Stages are the commands connecting dependencies, outputs, and metrics by associating them to their relevant step within the entire process. The commands are run by the pipeline using the dependencies, and generating metrics and other outputs. Stages appear white in color, and are named during the building process of the pipeline.

Files may also be imported to your repository from external sources, such as the source to a dataset you may be using. These are color-coded pastel yellow. They are created using dvc import.

How to Create a Data Pipeline with DVC

Info

Below is a very brief run-through of the steps required to build your own data pipeline. For additional information, visit Iterative’s DVC Pipeline documentation.

Building a data pipeline is similar to building a lego creation, primary difference being the building blocks are stages. Much of building a pipeline revolves around stacking stages one after another.

The main command for this is dvc stage add. Example usage as follows:

$ dvc stage add -n featurization \
    -d code/featurization.py \
    -d data/test_data.csv \
    -d data/train_data.csv \
    -o data/norm_params.json \
    -o data/processed_test_data.npy \
    -o data/processed_train_data.npy \
    python3 code/featurization.py

Where, the -n flag sets the name of the stage, -d flag sets the dependencies of the stage, and -o flag defines the outputs of the stage. The python command at the end defines the command run by the stage itself. Additionally, there’s also the -m for metrics, and -p flag for parameters.

What are dvc.yaml and dvc.lock files?

DagsHub uses dvc.yaml and dvc.lock to generate the pipeline.

A good way to contextualize these two files is that they are fundamentally interconnected. They work in tandem: dvc.yaml holds the pipeline itself, and dvc.lock defines the version of the referred files within the pipeline.

So, what information do they provide? Let’s examine a single stage within the files to make necessary comparisons:

stages:
  featurization:
    cmd: python3 code/featurization.py
    deps:
    - code/featurization.py
    - data/test_data.csv
    - data/train_data.csv
    outs:
    - data/norm_params.json
    - data/processed_test_data.npy
    - data/processed_train_data.npy
schema: '2.0'
stages:
  featurization:
    cmd: python3 code/featurization.py
    deps:
    - path: code/featurization.py
      md5: ddf63559873ad5aa352565bb3b76bf0b
      size: 1472
    - path: data/test_data.csv
      md5: c807df8d6d804ab2647fc15c3d40f543
      size: 18289443
    - path: data/train_data.csv
      md5: c807df8d6d804ab2647fc15c3d40f543
      size: 18289443
    outs:
    - path: data/norm_params.json
      md5: 855b3da318f0dfd5eb36d4765092473a
      size: 138861
    - path: data/processed_test_data.npy
      md5: 48b7c5120556c80e0c2c08602b53a216
      size: 1280128
    - path: data/processed_train_data.npy
      md5: 48b7c5120556c80e0c2c08602b53a216
      size: 1280128

Within dvc.lock's deps, we see the path to the first dependency - featurization.py. Below it, we have the md5sum hash of the file, as well as the size of the file itself. This is how DVC knows the state of files within the stage, and how it decides whether or not to execute code for any given stage. The high-level stages from dvc.yaml is interpreted to design the pipeline itself.

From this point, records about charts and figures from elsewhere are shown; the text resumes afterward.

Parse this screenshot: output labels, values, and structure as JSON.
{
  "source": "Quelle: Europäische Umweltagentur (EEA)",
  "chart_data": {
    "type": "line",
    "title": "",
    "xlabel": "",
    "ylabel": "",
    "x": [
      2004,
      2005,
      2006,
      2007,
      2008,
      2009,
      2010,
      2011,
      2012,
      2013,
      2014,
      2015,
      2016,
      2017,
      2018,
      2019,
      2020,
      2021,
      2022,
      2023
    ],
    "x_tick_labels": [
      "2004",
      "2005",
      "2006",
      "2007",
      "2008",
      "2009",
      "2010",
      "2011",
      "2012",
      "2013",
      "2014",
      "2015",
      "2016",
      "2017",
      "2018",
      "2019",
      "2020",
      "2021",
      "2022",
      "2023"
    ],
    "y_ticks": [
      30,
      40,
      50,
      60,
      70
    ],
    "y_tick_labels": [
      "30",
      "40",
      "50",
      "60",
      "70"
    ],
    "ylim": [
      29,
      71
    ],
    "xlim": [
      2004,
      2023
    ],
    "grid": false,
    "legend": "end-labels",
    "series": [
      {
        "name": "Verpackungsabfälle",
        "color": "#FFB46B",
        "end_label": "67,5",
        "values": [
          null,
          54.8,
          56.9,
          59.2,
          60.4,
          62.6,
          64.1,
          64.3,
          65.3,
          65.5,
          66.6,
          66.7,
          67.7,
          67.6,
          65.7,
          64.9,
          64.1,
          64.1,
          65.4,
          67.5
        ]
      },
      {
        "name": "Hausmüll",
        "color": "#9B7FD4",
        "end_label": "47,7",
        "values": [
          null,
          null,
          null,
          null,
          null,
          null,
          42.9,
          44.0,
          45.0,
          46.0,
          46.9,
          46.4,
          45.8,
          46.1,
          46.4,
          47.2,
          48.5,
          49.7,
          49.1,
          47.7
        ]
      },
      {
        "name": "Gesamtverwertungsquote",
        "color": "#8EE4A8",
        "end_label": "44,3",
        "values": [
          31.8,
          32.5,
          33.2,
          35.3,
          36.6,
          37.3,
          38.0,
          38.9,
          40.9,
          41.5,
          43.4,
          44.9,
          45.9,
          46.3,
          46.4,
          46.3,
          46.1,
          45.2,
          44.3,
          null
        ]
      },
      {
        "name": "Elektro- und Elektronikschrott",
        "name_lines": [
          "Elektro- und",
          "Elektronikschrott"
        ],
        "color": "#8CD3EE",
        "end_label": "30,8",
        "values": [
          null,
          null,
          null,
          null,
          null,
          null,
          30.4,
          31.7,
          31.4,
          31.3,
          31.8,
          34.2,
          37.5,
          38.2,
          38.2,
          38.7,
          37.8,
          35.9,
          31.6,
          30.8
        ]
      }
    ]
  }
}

How to run a DVC Pipeline?

Once your pipeline is prepared, you would have defined an end-to-end process for reproduction. When you change components and want to observe the consequent changes, running the pipeline updates only the modified stages, saving time and resources.

dvc repro is the primary command used to run the pipeline.

You can add stage names - for example, dvc repro featurization - and it will run the featurization stage. By default, stages are cached; which means, if there is no difference within the dependencies of the stage between runs, it will not run again.

Tip

To force a cached stage to run, use the -f tag!

Known Issues, Limitations & Restrictions

  1. Currently, DagsHub only supports DVC pipelines. If you have a request for a custom pipeline, please visit our suggestions channel Discord and share your request.
  2. GUI-based stage editing works only below DVC v1.x.